Hash tables provide a fast way to maintain a set of keys or map keys to values, even if the keys are objects, like strings.
To simplify the process of selecting the right hash table, Facebook has built and open-sourced F14, a 14-way probing hash table within Folly, its open source library of C++ components.
In a blog post, Facebook developers Nathan Bronson and Xiao Shi said, “The F14 hash tables outdo our previous specialized implementations while avoiding their pathologies. F14 is a good default — usually a great choice and never a bad one, regardless of the use case.”
It could be hard for developers sing hash tables to make the best choice when there are so many factors to consider. Acknowledging this issue, Facebook have condensed this list to one simple choice with F14. It says-
If you don’t keep long-lived references to entries, start with folly::F14FastMap/Set. Otherwise, start with folly::F14NodeMap/Set.
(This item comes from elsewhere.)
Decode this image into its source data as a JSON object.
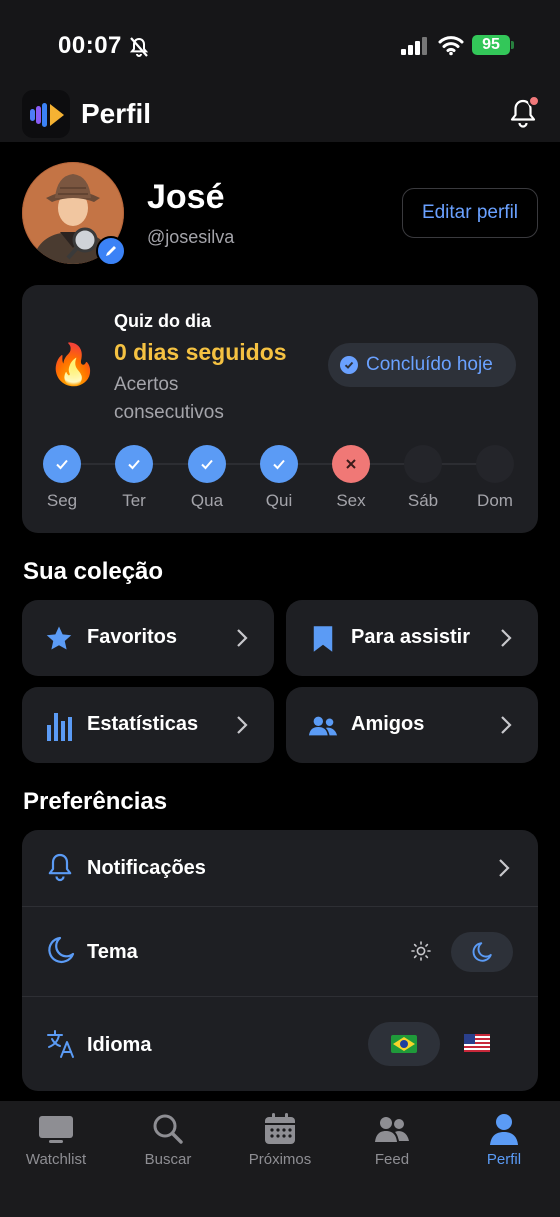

F14 is part of Folly, Facebook’s open source library of C++ components.
“We can’t improve on the theory of hash tables, but we can improve on the practice,” asserted Nathan Bronson and Xiao Shi.
F14 for faster, more memory-efficient hash tables
In particular, the Facebook developers said, F14 provides practical improvements for both performance and memory.
- F14 improves hash table implementation by exploiting the vector instructions available on modern CPUs, providing multiple memory layouts, and paying careful attention to detail.
- It is easy to use well, integrates with testing tools, and enables advanced features by default.
- The core idea of F14 is to use the hash code to map keys to a chunk (a block of slots) instead of to a single slot, then search within the chunk in parallel.
- F14 performs collision resolution if a chunk overflows or if two keys both pass the filtering step.
- F14 reduces the need for object construction and copies both inside the hash table and in the surrounding code.
- F14 also has ASAN integration that can probabilistically detect reference and iterator stability issues.
F14 is widely used inside Facebook and it works well.
“F14 works well because its core algorithm leverages vector instructions to increase the load factor while reducing collisions, because it supports multiple memory layouts for different scenarios, and because we have paid attention to C++ overheads near the API. F14 is a good default choice — it delivers CPU and RAM efficiency that is robust across a wide variety of use cases,” the developers concluded.